Li guardo, mentre alcune lacrime mi rigano le guance, senza nessun controllo.
“Papà”, dico.
Il dottore si avvicina al mio letto e osserva la foto, corrugando la fronte.
L’infermiera, che intanto stava ricontrollando le altre immagini sparse sul tavolino, cerca gli occhi del dottore.
“E’ Haymitch Abernathy”, dice lui.
“E’…è vivo?”, chiedo impaziente.
“Sì, è vivo. Ma si trova nel tuo distretto.
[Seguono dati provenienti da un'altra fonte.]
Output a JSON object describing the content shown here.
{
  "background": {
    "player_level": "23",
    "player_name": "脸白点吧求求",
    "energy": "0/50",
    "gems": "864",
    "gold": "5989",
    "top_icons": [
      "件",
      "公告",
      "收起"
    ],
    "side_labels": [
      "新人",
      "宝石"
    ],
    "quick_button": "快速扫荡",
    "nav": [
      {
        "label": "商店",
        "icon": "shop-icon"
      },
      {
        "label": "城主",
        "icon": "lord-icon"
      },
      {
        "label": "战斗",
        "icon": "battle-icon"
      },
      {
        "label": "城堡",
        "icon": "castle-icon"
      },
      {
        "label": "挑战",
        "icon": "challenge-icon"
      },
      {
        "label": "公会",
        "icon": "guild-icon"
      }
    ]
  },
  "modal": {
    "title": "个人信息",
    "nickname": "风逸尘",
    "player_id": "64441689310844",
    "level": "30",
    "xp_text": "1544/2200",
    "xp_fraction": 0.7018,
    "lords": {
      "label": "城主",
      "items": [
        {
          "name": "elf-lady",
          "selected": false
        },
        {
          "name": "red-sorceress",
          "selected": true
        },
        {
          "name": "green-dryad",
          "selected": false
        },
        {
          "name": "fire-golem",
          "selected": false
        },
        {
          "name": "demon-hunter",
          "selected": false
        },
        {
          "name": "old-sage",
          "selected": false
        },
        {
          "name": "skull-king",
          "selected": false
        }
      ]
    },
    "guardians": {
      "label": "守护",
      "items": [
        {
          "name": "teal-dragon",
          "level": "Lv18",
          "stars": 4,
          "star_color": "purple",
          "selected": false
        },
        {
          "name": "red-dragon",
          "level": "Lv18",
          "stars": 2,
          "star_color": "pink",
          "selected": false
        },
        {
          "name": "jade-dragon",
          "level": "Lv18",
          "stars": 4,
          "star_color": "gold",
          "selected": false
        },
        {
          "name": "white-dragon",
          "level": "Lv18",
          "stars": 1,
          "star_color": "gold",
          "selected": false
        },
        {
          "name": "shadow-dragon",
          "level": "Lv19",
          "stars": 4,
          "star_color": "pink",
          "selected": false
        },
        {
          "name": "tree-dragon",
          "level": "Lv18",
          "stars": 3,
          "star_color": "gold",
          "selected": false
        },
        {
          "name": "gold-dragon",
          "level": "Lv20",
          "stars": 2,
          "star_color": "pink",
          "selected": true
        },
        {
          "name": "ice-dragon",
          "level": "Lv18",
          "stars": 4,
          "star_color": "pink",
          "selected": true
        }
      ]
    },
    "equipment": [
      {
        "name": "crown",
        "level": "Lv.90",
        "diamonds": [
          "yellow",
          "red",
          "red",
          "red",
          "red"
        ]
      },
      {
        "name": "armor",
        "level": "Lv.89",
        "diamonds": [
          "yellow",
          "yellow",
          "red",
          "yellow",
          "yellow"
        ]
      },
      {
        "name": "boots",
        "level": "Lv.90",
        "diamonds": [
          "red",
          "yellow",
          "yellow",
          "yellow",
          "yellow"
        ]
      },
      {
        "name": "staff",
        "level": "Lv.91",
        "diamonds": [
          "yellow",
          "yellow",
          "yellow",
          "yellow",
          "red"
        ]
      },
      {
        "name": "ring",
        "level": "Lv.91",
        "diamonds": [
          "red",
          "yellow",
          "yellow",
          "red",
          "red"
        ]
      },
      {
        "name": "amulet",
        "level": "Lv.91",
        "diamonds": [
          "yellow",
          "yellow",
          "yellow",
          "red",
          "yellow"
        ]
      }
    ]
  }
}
Nessuno può sostare a Capitol City per più di dieci giorni dopo la fine dei Giochi.”
“Quanto tempo è passato?”
“Due settimane. Cosa ricordi di lui?”
“Nulla”
“Ok, prova a riposare adesso”, il dottore richiama con lo sguardo l’infermiera ed escono dalla mia stanza, lasciandomi da sola, con troppe domande nella mia testa.
Ma ad una ho risposto.
Mi è chiaro adesso, che non sarà più come prima.
Non so cosa c’è stato prima, ma tutto ciò che ero non tornerà più.
L’ho capito quando ho visto la foto di mio padre. Mi sono resa conto che dovrei davvero conoscere anche tutti gli altri volti, ma non è così.
Immagino che esista un modo per recuperare certe cose importanti, ma sono piuttosto sicura che la maggior parte siano ormai perdute per me.
Sono il Vuoto. Sono un involucro, una scatola.
Sono il carillon rotto di mia mamma, ricordo solo le sue mani.
Lo caricava per farmi addormentare quando ero piccola, mi divertiva il momento in cui lo apriva e si sollevava una piccola ballerina. Volteggiava, volteggiava.
Un giorno, lo scaraventò sul pavimento e la ballerina si ruppe in mille pezzi. Anche la molla per caricare la musica si era rotta. Rimase solo quella delicata cassettina celeste. E non ci sono molte differenze tra me e lei adesso.
Cosa sono io?
Forse, un tempo volteggiavo, volteggiavo.
Ora nella mia testa c’è solo questo soffitto grigio.